Chinese authorities have blocked Meta's acquisition of AI startup Manus, the top economic planning body said Monday, following a regulatory review that reportedly also saw Beijing restrict two co-founders from leaving the country.
Facebook owner Meta Platforms had agreed to acquire Manus, an artificial intelligence agent created by a company founded in China but now based in Singapore, the two firms said in December.
Analysts, however, had warned that the deal could fall foul of regulators at a time of fierce technological rivalry between Washington and Beijing.
The Financial Times (FT) reported last month that China had restricted two Manus co-founders from leaving the country, citing three people with knowledge of the matter.
Chief executive Xiao Hong and chief scientist Ji Yichao, who are usually based in Singapore, were reportedly summoned to a meeting in Beijing in March and told they were not allowed to leave China because of a regulatory review of the Meta acquisition.
Beijing's National Development and Reform Commission said in a statement on Monday that it will "prohibit the foreign investment in the acquisition of the Manus project" and "requires the parties involved to withdraw the acquisition transaction," without naming Meta.
Meta told AFP in a statement that "the transaction complied fully with applicable law."
"We anticipate an appropriate resolution to the inquiry," it added.
Meta said in December that the deal – the financial details of which were not disclosed – would "bring a leading agent to billions of people and unlock opportunities for businesses across our products."
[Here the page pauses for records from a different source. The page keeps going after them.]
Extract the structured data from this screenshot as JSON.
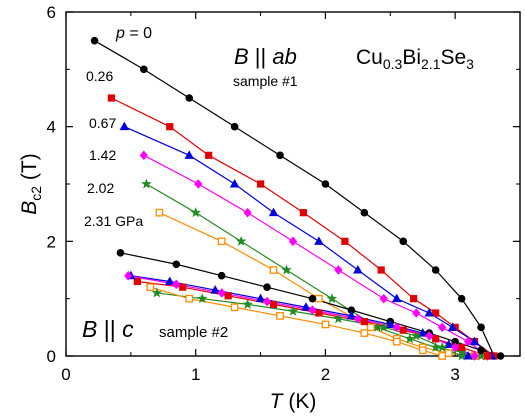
{
  "chart_data": {
    "type": "line",
    "xlabel": "T",
    "xunit": " (K)",
    "ylabel": "B",
    "ylabel_sub": "c2",
    "yunit": " (T)",
    "xlim": [
      0,
      3.5
    ],
    "ylim": [
      0,
      6
    ],
    "x_ticks": [
      "0",
      "1",
      "2",
      "3"
    ],
    "y_ticks": [
      "0",
      "2",
      "4",
      "6"
    ],
    "grid": false,
    "annotations": {
      "compound": {
        "a": "Cu",
        "b": "0.3",
        "c": "Bi",
        "d": "2.1",
        "e": "Se",
        "f": "3"
      },
      "orient_ab": {
        "b": "B",
        "sep": " || ",
        "dir": "ab"
      },
      "sample1": "sample #1",
      "orient_c": {
        "b": "B",
        "sep": " || ",
        "dir": "c"
      },
      "sample2": "sample #2",
      "pressure_labels": [
        "p = 0",
        "0.26",
        "0.67",
        "1.42",
        "2.02",
        "2.31 GPa"
      ]
    },
    "series": [
      {
        "group": "ab",
        "color": "#000000",
        "marker": "circle-filled",
        "x": [
          0.22,
          0.6,
          0.95,
          1.3,
          1.65,
          2.0,
          2.3,
          2.6,
          2.85,
          3.05,
          3.2,
          3.3
        ],
        "y": [
          5.5,
          5.0,
          4.5,
          4.0,
          3.5,
          3.0,
          2.5,
          2.0,
          1.5,
          1.0,
          0.5,
          0.0
        ]
      },
      {
        "group": "ab",
        "color": "#e00000",
        "marker": "square-filled",
        "x": [
          0.35,
          0.8,
          1.1,
          1.5,
          1.83,
          2.15,
          2.43,
          2.68,
          2.85,
          3.0,
          3.15,
          3.3
        ],
        "y": [
          4.5,
          4.0,
          3.5,
          3.0,
          2.5,
          2.0,
          1.5,
          1.0,
          0.75,
          0.5,
          0.25,
          0.0
        ]
      },
      {
        "group": "ab",
        "color": "#0000dd",
        "marker": "triangle-filled",
        "x": [
          0.45,
          0.95,
          1.3,
          1.6,
          1.95,
          2.25,
          2.55,
          2.8,
          2.98,
          3.15,
          3.28
        ],
        "y": [
          4.0,
          3.5,
          3.0,
          2.5,
          2.0,
          1.5,
          1.0,
          0.75,
          0.5,
          0.25,
          0.0
        ]
      },
      {
        "group": "ab",
        "color": "#ff00ff",
        "marker": "diamond-filled",
        "x": [
          0.6,
          1.02,
          1.4,
          1.75,
          2.1,
          2.45,
          2.7,
          2.9,
          3.1,
          3.25
        ],
        "y": [
          3.5,
          3.0,
          2.5,
          2.0,
          1.5,
          1.0,
          0.75,
          0.5,
          0.25,
          0.0
        ]
      },
      {
        "group": "ab",
        "color": "#228b22",
        "marker": "star-filled",
        "x": [
          0.62,
          1.0,
          1.35,
          1.7,
          2.05,
          2.4,
          2.65,
          2.85,
          3.05,
          3.2
        ],
        "y": [
          3.0,
          2.5,
          2.0,
          1.5,
          1.0,
          0.5,
          0.3,
          0.15,
          0.07,
          0.0
        ]
      },
      {
        "group": "ab",
        "color": "#ff8c00",
        "marker": "square-open",
        "x": [
          0.72,
          1.2,
          1.6,
          1.95,
          2.35,
          2.55,
          2.75,
          2.95,
          3.15
        ],
        "y": [
          2.5,
          2.0,
          1.5,
          1.0,
          0.5,
          0.3,
          0.15,
          0.05,
          0.0
        ]
      },
      {
        "group": "c",
        "color": "#000000",
        "marker": "circle-filled",
        "x": [
          0.42,
          0.85,
          1.2,
          1.55,
          1.9,
          2.2,
          2.5,
          2.8,
          3.0,
          3.2,
          3.35
        ],
        "y": [
          1.8,
          1.6,
          1.4,
          1.2,
          1.0,
          0.8,
          0.6,
          0.4,
          0.25,
          0.1,
          0.0
        ]
      },
      {
        "group": "c",
        "color": "#e00000",
        "marker": "square-filled",
        "x": [
          0.55,
          0.9,
          1.25,
          1.6,
          1.95,
          2.3,
          2.6,
          2.85,
          3.05,
          3.25
        ],
        "y": [
          1.3,
          1.2,
          1.05,
          0.9,
          0.75,
          0.6,
          0.45,
          0.3,
          0.15,
          0.0
        ]
      },
      {
        "group": "c",
        "color": "#0000dd",
        "marker": "triangle-filled",
        "x": [
          0.5,
          0.8,
          1.15,
          1.5,
          1.85,
          2.2,
          2.5,
          2.75,
          2.95,
          3.1
        ],
        "y": [
          1.4,
          1.3,
          1.15,
          1.0,
          0.85,
          0.7,
          0.55,
          0.4,
          0.2,
          0.0
        ]
      },
      {
        "group": "c",
        "color": "#ff00ff",
        "marker": "diamond-filled",
        "x": [
          0.48,
          0.85,
          1.2,
          1.55,
          1.9,
          2.25,
          2.55,
          2.8,
          3.0,
          3.15
        ],
        "y": [
          1.4,
          1.25,
          1.1,
          0.95,
          0.8,
          0.65,
          0.5,
          0.35,
          0.15,
          0.0
        ]
      },
      {
        "group": "c",
        "color": "#228b22",
        "marker": "star-filled",
        "x": [
          0.7,
          1.05,
          1.4,
          1.75,
          2.1,
          2.45,
          2.7,
          2.9,
          3.05
        ],
        "y": [
          1.1,
          1.0,
          0.9,
          0.78,
          0.65,
          0.5,
          0.35,
          0.15,
          0.0
        ]
      },
      {
        "group": "c",
        "color": "#ff8c00",
        "marker": "square-open",
        "x": [
          0.65,
          0.95,
          1.3,
          1.65,
          2.0,
          2.3,
          2.55,
          2.75,
          2.9
        ],
        "y": [
          1.2,
          1.0,
          0.85,
          0.7,
          0.55,
          0.4,
          0.25,
          0.1,
          0.0
        ]
      }
    ]
  }
}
Bloomberg Intelligence analysts said the purchase was likely aimed at expanding Meta's AI agent task capabilities, and that it could be worth more than $2 billion.
Manus, created by startup Butterfly Effect, can sift through and summarize resumes or create a stock analysis website, according to its website.
Tech control
Analysts said this move did not come as a surprise, as China has always hoped for greater control over its homegrown technology.
"This is the latest in that trajectory of restrictions," said Chong Ja Ian, an associate professor of political science at the National University of Singapore.
China and the United States "are increasingly looking to separate their tech stacks," he told AFP, adding that places like Singapore would be increasingly unable to "shield firms from such scrutiny."
Beijing is trying to send a clear signal that in areas of "strategic priorities" such as AI, it will increase its scrutiny to prevent talent, tech data and capital leakage, said Dylan Loh, an associate professor at Singapore's Nanyang Technological University.
"It shows they are prepared to act and also securitize the AI space," Loh added.
Chinese regulators intend to restrict technology firms from accepting U.S. capital without government approval, Bloomberg News reported on Friday.
Agencies, including the National Development and Reform Commission, have told several private firms in recent weeks they should reject capital of U.S. origin in funding rounds unless explicitly approved, Bloomberg said, citing sources familiar with the matter.
"The China government's decision to block the deal is expected and it has already created some chilling effect on other Chinese AI companies who may now need to rethink their going global approach," Chandy Ye, a dual-qualified Hong Kong solicitor and mainland China lawyer, told AFP.